Price: £6,573 starting price. As configured on Dell web site $32,567 (£21,500)
Manufacturer: Dell - 0844 444 4155
Although originally launched this February in the Philippines, Dell's R900 PowerEdge was upgraded with Intel Dunnington series six-core processors in October.
The PowerEdge R900 is a rack mount 4U system, which has four processor sockets and can have a maximum of 256GB of system memory. Our system had 16Gb of 667MHz memory installed, and three 2.5in form factor serial attached SCSI (SAS) 10,000 rpm, 146GB hard drives configured as a single virtual disk SCSI device.

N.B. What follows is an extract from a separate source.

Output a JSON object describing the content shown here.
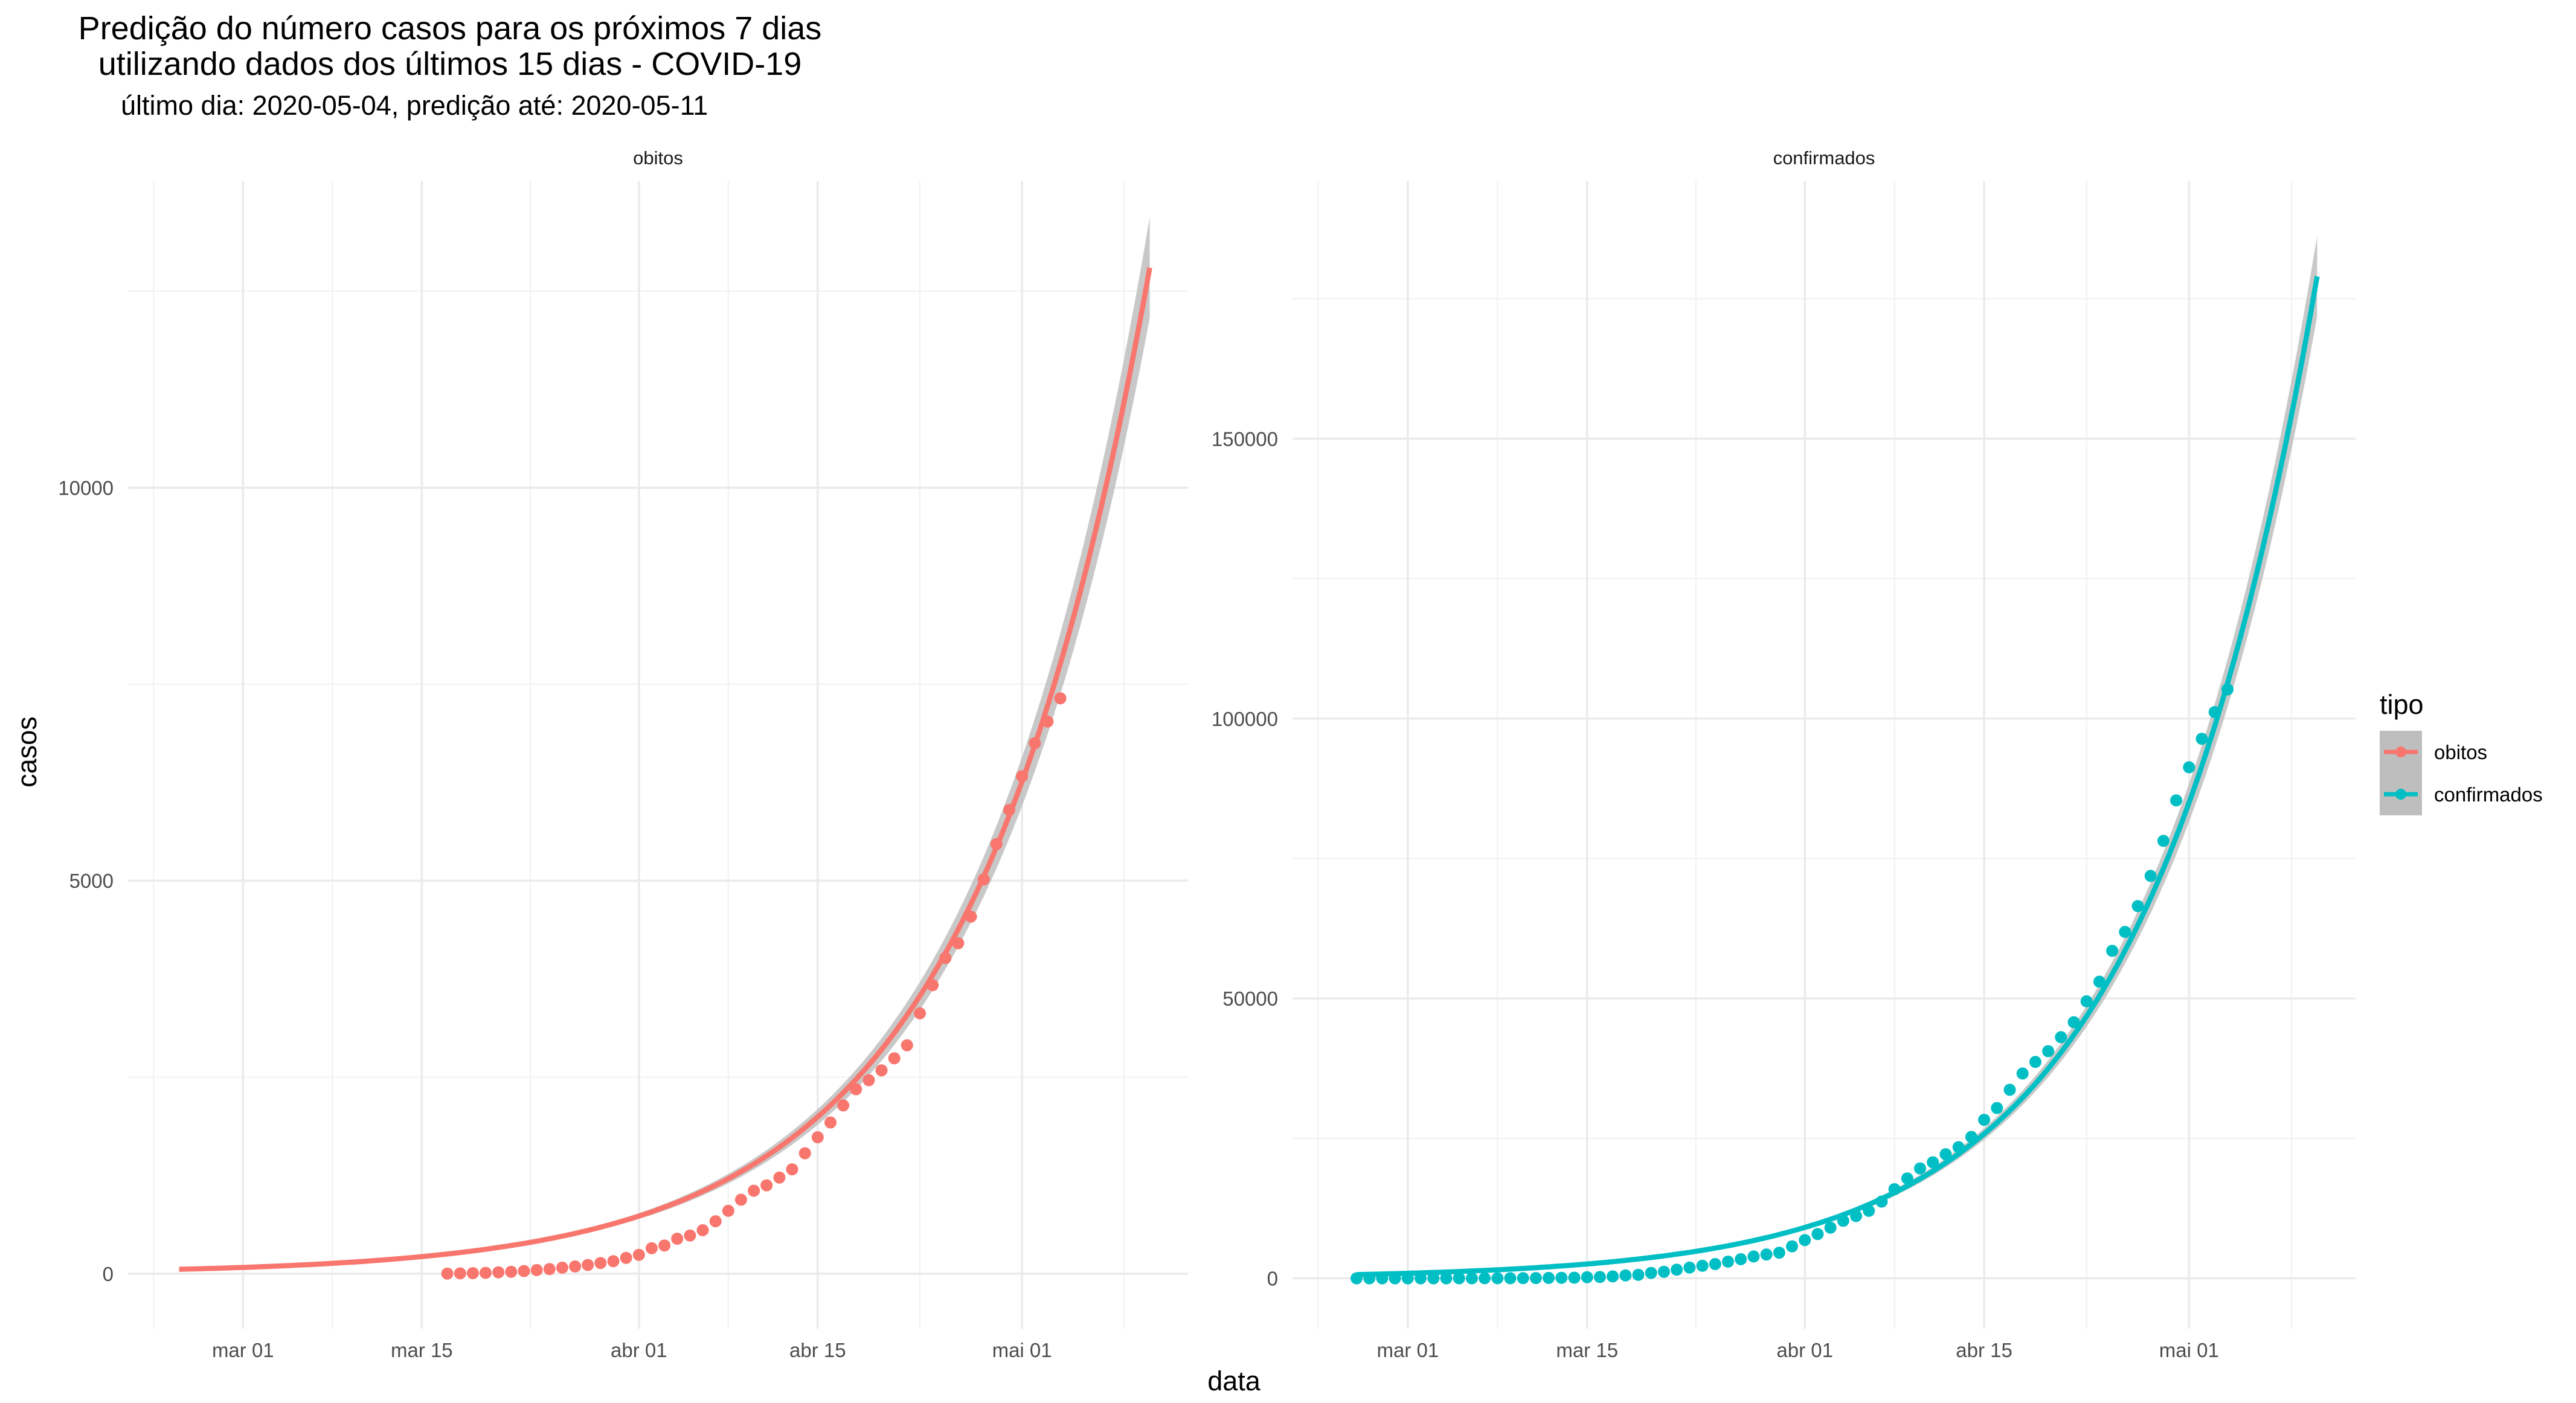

There are drive bays for up to eight 2.5in drives, but users can specify a backplane for up to five 3.5in drives.
Our R900 had a full complement of four Intel 2.66GHz Xeon E7650 series six-core processors installed, running with a 1066MHz front side bus. These 45nm, 1.9 billion transistor, Penryn-based CPUs do not have HyperThreading technology, which a quick check in the Windows task manager performance tab shows - we could see 24 processors.
Firing up the system brings a sound like an aircraft taking off but, since the server will reside in a dedicated room or datacentre, ear defenders won't be needed.
Our review system had Windows Server 2008 Enterprise Edition installed, but all editions are supported, as are Red Hat Enterprise Linux 4.5, Sun Solaris 10, Suse Linux Enterprise Server 10 and Windows Server 2003 R2.
Virtualisation software offered with the R900 includes Hyper-V. Off-the-shelf systems come with either VMware's ESXi 3.5 or Citrix's XenServer 4.1 installed, and Dell's embedded hypervisor also supports Sun Solaris on the x86 platform. Virtualisation software supported on the R900 includes Citrix XenServer, VMware's Infrastructure 3.5 and VMware's ESXi 3.5.
It was simple to enable the Hyper V Microsoft Management Console snap-in, but the R900 had to be fully patched using Windows Update before this was possible. Using Microsoft's Hyper-V virtualisation system was simple and, although its management GUI seemed fairly intuitive, Microsoft's System Center Virtual Machine Manager 2008, which we installed later, appeared less so.
Space taken up by the 64-bit edition of Windows Server 2008 Enterprise Edition was 24.8GB out of a total capacity of 383GB. As a comparison the 32-bit edition of Windows Server 2008 occupies a similar amount of disk space at just under 24GB.
We attached the system to our itweeknet.com domain and imaged the system. After enabling the WS 2008 backup and restore feature, the compressed image used just under 9GB of disk space, and restoring the system to its original image was trivial.